Today I am going to my nieces' school for "Grandfriends day." It is their version of grandparents day and this is the third or fourth time I have gone as Erin's friend. I am sure old enough to be her grandma and since both her grandmas have passed I am glad to stand in their stead.
They always do some cute little thing. One year her class sang"When I'm Sixty-four." That was a hoot since they all thought 64 was ancient. They wrote little stories about it and they were a riot. All they talked about were wrinkles and being weak and having grandkids and dying. Oh, if they only knew that when they are 64 they will still feel young inside. They don't know that people who are 64 fall in love and start careers and write books and garden and play sports. Their idea of 64 was more like our idea of 94 or even 104.

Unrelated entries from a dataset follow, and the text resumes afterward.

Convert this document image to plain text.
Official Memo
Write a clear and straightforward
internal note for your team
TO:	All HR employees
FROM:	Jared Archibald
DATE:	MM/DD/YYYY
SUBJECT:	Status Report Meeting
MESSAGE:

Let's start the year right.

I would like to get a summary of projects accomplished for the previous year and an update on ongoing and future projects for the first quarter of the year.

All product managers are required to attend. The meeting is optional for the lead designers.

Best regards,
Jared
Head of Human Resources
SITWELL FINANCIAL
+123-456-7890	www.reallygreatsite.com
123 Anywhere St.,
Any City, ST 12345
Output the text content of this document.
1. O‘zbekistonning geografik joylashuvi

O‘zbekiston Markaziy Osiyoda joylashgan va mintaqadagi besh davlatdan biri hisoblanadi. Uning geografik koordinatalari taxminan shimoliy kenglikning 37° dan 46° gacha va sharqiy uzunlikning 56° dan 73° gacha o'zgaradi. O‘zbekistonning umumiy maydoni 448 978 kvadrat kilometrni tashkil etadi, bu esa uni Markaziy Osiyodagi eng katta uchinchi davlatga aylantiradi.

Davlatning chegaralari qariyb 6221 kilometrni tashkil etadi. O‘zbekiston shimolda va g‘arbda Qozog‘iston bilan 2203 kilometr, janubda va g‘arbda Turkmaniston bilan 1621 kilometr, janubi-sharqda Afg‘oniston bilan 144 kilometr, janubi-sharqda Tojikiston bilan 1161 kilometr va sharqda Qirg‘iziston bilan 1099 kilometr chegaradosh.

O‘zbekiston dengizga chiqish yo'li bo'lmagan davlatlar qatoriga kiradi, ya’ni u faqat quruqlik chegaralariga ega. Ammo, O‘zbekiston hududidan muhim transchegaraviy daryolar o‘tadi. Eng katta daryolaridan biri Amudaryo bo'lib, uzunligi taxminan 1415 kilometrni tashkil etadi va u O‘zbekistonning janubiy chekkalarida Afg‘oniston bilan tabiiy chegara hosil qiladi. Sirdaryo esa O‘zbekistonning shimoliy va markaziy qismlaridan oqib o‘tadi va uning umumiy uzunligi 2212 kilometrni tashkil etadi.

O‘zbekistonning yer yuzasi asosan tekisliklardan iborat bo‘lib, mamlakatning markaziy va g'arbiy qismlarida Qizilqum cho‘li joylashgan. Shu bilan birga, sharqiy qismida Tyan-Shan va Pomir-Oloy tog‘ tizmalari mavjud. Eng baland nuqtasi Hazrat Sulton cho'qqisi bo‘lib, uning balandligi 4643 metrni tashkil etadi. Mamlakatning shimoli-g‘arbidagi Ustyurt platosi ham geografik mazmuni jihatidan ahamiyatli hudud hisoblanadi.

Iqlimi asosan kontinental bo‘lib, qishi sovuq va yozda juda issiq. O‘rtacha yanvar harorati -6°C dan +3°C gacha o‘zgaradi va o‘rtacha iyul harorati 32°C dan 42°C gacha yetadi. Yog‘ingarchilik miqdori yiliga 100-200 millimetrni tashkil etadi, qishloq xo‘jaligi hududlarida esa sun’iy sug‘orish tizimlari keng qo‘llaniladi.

I don't plan on living to be 104. It seems like an unlikely goal. An unreasonable goal. I had a conversation with my daughter about unreasonable goals. They discussed them at their morning meeting at work. They chose personal and business goals. The business goal seemed completely doable to me and then she started listing the personal goals of some of her colleagues. One girl wants to live in Europe for a year. (Not too hard, she could do one of those English language teacher things), one girl wanted to got to graduate school and publish a book.(Seemed reasonable to me.) My daughter wants to finish and sell her script. She has been working on it off and on for a few years. (I know she can finish and possibly sell it too). I mentioned to her that none of those goals seemed unreasonable to me. Even the business plan they have is completely doable. And guess what, that was the point!! Things that seem unreasonable or unattainable may be perfectly reasonable in the light of day when shared with others.
The kids in Erin's class had goals in their stories about being sixty four years old. Many of them wanted to have multiple careers. You know like rock star, soccer ace, and pro football player and an accountant. That was just one boy! Some of the girls chose a traditional path--motherhood, being a grandma, teacher, a ballerina and a rock star. All at the same time, I guess. They knew nothing about unreasonable goals. To those kids, it was all possible. They were insulted if some adult laughed. I tried not to laugh at any of them. They should think life is full of possibilities. Why should they feel limited at eight or nine years old?
We self-impose limitations. I wonder if by the time we are 64 we can rid ourselves of the restrictions and go for our dreams? Some, I am sure, do. I hope I am one of them.